My son and I have been geocaching for several years, and it’s a great way to bond with friends or family while doing something fun and getting outdoors.

Geocaching is a great way to bond with family or friends while doing something fun outdoors.

9. Build something.

One summer a few years ago I decided to build a treehouse for my son. I didn’t have a clue what I was doing, but I was determined to learn. It took me a few years and a lot of trial and error, but I finally finished it in the Summer of 2016. The result was a very cool treehouse with windows, a trapdoor, skylight, bridge, and pulley system.

Obviously, you don’t have to build a treehouse to express your creativity, but I definitely encourage you to build or make something with your hands (even if it’s a simple bookshelf). If you do a lot of work on computer, it’s a great way to recharge your creative batteries.

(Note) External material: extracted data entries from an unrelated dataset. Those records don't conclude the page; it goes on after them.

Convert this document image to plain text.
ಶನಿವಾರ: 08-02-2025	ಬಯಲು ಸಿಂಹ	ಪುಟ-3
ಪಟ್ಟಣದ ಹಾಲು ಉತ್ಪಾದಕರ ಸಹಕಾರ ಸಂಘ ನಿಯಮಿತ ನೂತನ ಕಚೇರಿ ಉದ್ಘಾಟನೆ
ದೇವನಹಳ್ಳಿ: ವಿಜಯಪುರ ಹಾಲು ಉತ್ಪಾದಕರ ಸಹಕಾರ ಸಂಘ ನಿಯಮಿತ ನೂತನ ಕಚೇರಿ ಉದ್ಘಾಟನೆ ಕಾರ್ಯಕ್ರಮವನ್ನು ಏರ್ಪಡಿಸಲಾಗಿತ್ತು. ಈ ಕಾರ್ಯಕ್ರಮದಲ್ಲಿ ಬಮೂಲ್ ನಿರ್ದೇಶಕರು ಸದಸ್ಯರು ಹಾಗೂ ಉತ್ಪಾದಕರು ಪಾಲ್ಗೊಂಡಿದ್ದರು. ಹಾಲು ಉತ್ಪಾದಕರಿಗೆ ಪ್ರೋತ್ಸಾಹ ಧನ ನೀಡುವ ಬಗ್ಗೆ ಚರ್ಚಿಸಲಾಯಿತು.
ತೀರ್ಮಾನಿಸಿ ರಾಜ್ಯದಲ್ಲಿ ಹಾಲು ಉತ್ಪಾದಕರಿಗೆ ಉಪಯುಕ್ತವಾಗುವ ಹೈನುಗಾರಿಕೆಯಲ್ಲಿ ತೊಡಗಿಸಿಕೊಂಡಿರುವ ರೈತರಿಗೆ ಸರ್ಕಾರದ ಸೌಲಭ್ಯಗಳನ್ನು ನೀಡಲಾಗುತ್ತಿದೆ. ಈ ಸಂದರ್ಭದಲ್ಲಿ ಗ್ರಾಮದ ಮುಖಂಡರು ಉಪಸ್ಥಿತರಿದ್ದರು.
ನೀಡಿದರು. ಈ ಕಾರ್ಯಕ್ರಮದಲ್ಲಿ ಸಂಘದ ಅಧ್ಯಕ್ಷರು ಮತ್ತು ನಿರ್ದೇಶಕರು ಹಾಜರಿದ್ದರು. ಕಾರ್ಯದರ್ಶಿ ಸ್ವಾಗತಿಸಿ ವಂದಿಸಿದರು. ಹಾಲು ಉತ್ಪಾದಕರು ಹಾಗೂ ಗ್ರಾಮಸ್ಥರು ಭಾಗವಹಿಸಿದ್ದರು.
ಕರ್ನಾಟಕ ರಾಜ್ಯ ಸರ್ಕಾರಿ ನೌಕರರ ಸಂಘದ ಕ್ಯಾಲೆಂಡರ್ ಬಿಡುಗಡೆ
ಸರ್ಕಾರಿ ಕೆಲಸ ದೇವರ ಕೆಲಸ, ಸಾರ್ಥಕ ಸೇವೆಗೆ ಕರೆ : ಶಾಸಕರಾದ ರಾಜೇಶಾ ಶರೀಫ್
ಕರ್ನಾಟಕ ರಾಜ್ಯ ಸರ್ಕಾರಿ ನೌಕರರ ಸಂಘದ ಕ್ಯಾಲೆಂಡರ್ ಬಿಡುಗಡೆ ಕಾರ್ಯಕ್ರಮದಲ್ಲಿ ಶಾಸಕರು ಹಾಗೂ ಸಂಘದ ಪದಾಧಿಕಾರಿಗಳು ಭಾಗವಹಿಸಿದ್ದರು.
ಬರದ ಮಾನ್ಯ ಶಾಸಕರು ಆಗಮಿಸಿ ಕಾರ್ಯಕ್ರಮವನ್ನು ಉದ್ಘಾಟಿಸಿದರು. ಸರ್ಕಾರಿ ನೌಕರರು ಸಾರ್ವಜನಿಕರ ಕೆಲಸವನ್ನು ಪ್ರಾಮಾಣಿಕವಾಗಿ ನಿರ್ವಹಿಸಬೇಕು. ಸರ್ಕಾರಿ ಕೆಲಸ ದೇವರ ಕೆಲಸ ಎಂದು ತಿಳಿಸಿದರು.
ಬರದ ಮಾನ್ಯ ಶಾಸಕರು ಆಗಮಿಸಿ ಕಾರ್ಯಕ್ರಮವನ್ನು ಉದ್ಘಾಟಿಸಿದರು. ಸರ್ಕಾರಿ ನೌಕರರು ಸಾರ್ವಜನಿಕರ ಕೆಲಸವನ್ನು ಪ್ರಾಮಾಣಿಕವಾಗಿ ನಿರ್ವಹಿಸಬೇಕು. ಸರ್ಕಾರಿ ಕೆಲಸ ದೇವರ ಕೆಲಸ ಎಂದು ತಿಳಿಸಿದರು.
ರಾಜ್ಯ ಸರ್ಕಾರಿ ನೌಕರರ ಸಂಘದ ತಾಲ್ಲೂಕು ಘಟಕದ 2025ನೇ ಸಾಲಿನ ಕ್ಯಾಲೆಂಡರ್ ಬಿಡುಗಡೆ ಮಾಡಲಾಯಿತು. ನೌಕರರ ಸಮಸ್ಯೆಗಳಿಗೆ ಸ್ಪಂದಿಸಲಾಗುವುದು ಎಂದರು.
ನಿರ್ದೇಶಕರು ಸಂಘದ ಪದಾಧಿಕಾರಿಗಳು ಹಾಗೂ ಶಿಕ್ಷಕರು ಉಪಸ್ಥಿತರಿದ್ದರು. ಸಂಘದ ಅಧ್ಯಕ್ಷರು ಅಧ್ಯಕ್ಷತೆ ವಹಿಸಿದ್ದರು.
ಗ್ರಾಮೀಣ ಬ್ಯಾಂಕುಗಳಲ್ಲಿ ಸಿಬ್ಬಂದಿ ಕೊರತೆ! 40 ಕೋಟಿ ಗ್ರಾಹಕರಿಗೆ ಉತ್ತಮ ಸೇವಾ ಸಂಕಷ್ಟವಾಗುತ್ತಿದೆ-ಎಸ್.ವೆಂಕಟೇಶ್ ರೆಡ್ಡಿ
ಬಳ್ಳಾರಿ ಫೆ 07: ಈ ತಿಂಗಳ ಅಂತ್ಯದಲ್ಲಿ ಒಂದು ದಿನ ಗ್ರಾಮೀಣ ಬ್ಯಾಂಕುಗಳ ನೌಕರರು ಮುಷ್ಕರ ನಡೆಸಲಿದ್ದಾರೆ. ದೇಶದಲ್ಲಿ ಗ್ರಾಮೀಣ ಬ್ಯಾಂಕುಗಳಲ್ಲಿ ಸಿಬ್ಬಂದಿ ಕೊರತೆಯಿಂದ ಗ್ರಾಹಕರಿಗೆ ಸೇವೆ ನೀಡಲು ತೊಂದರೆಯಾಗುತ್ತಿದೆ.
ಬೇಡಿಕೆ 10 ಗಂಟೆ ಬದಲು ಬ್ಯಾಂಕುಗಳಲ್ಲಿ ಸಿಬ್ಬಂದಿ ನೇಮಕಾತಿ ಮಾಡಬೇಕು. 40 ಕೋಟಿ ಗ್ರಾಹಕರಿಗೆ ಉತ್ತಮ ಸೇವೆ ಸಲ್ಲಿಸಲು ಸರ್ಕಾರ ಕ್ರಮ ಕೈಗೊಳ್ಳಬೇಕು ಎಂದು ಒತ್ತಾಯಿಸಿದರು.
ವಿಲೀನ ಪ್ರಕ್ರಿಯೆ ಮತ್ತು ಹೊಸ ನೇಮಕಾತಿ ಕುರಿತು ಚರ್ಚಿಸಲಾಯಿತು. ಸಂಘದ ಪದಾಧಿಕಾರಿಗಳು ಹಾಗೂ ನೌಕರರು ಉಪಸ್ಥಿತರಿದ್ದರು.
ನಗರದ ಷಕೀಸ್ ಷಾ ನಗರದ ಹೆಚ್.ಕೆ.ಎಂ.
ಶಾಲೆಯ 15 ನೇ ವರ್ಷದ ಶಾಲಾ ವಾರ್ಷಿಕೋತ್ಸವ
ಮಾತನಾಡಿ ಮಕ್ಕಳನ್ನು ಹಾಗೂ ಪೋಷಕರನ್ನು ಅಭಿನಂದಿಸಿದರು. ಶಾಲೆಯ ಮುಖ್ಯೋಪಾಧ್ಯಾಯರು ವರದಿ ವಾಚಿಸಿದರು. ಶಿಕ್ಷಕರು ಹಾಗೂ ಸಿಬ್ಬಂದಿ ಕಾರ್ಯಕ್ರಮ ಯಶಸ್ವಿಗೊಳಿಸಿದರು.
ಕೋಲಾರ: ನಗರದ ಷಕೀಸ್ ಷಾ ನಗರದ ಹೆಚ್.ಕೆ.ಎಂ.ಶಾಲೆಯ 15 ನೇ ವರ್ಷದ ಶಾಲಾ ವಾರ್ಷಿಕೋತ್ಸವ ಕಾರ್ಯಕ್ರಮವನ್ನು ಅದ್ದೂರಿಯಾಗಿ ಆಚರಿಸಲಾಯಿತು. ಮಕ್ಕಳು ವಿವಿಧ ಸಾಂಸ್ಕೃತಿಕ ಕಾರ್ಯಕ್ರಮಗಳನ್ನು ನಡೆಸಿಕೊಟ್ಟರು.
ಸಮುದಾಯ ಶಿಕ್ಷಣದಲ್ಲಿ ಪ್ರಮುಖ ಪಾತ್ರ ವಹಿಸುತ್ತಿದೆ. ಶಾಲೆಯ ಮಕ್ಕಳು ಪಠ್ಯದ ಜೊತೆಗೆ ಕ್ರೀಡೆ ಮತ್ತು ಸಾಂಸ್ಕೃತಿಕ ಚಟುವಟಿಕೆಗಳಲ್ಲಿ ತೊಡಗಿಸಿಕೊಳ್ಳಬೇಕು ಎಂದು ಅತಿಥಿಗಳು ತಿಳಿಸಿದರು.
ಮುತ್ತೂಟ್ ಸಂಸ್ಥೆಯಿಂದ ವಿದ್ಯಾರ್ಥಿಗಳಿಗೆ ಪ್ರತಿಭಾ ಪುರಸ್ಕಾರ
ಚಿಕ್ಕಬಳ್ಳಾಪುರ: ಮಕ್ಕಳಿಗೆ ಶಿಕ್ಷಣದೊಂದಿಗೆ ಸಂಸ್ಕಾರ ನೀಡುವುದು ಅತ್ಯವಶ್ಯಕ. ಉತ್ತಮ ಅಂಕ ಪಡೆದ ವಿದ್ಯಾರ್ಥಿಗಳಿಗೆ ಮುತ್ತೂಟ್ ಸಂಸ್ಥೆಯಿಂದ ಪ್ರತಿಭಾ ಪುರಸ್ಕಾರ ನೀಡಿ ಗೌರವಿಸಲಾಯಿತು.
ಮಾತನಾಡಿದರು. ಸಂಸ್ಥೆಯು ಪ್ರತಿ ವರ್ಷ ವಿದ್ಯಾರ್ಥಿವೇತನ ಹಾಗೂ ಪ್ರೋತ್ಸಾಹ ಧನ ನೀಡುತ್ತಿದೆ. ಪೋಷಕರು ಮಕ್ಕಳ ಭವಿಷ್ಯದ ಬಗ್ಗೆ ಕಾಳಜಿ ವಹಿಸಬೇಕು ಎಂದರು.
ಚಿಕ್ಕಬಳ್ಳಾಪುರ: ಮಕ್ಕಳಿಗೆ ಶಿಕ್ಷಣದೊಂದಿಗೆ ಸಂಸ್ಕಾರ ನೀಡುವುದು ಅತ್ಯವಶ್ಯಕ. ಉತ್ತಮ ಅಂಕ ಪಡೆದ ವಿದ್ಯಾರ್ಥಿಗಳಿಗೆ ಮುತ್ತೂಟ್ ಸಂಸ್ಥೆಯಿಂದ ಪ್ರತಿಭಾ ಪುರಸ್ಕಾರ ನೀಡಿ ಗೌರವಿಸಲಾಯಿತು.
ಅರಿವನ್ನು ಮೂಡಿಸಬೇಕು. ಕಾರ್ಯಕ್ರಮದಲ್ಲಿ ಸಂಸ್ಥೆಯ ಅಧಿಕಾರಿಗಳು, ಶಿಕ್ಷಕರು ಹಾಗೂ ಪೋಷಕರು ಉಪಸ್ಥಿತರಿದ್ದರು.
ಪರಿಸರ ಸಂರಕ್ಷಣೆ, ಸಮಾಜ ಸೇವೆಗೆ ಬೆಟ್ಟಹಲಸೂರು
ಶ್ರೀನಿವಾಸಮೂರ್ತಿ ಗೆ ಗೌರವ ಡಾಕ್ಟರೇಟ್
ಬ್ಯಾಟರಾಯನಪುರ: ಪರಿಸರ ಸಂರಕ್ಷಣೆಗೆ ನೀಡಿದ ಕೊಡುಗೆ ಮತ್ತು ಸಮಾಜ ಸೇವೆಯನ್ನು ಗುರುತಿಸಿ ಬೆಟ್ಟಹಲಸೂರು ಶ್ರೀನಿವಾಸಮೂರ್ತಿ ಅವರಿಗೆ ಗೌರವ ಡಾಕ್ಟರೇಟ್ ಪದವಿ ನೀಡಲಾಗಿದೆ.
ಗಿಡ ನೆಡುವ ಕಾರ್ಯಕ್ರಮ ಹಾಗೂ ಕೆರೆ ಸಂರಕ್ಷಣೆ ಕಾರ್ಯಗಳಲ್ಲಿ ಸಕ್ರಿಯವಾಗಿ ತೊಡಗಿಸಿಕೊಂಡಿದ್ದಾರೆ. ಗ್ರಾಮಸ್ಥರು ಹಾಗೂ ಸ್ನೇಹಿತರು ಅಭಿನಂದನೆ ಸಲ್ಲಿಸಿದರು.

Here’s a video tour of our treehouse:error occurred.

10. Visit a graveyard.

When you walk among the dead, you have a very real sense of the brevity of life. You see the headstones of those who have gone before you in this life, and you realize you will join them one day.

I know that sounds depressing, but it’s a truth that should motivate and inspire us to use our time wisely. You only have one short life, so make it count!

There’s no special formula or magic elixir that will make you become more creative. It’s all about taking small, daily steps to reach your potential. These ten simple steps are within the reach of almost anyone.

What other simple ideas do you have for becoming more creative?